Shinpei Goto has spent the last season time traveling.
On the back of a triumphant two seasons showing on the Paris runways (thanks to financial support he received from winning 2024’s Fashion Prize of Tokyo), this season the Masu designer took stock of all he’s achieved so far. Working in collaboration with Yuma Kishi, an artist who approaches AI as “a form of alien intelligence,” Goto took his oeuvre from 2018 to the present and fed it into an AI program to create a Masu mashup of sorts. The idea was to better understand Masu’s identity and to gain a kind of hindsight so that the designer could improve upon what had come before. “I updated the things I thought I could have done better,” the 32-year-old said.
Let’s take a look at what that actually meant in practice. First up, a vampirish overcoat that served as the base item for MASU’s first runway show in 2021. Goto had realized, after spending a long time wearing it himself, that it was far too heavy, and so this time made it with lighter wool. He also added his own buttons (something he didn’t have time for previously). Most notable for Goto was the brand’s popular, peak-lapeled tailored jacket—seen in the last look—in which he swapped the silk lining for a more durable cupra. He spoke about this jacket like it was an old acquaintance he had unfinished business with: “A lot of people became aware of Masu through that jacket, and so I was determined to face it again.”

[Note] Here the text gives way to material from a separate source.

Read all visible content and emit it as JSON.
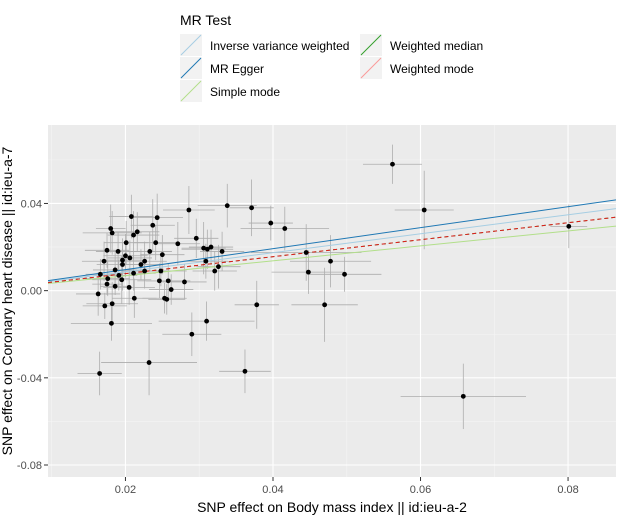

Other re-ups included popcorn tops—a Masu staple—that appeared as bomber jackets with a Pegasus silhouette emblazoned on the chest, or as cardigans with Breton stripes. Standouts included the crushed velvet bombers, Ivy-style argyle sweaters (with faded argyle shadows also printed onto denim) and needle-punched flannel shirts and pleated skirts that recalled the fuzziness of a Chanel tweed. A break in the nostalgia came in the form of a collaboration—the brand’s first ever—with Puma, which yielded a set of matching sweatpants and zip-up jacket.
Beyond the objectively good product, Masu’s appeal lies in its characterization and storytelling. This season the brand’s name was rendered in the likeness of NASA’s red ‘Worm’ logo (which the agency used from 1975-1992), printed on tote bags and on the feathered helmets, made with milliner Nozomi Kurokawa—another reference to a spaceman (or perhaps an angel) who had come traveling on his ship from afar. Like cracked geodes, chinks in the beaten-up helmets revealed sparkling gemstones within—Masu’s intergalactic prophet had clearly braved a tough journey.
In some ways, Goto is lightyears ahead of his menswear contemporaries in that he is consistently able to combine a brashly masculine confidence with a delicate sensitivity that in both silhouette and texture always feels up-to-the-minute. He titled the collection 20XX, simultaneously rooting it to the current century while diffusing it through time, all the while rebelling against the convention that designers must create a selection of entirely brand new clothes season after season. Standing in his showroom, Goto summed it up more poetically: “I think it’s important to cherish your own world.”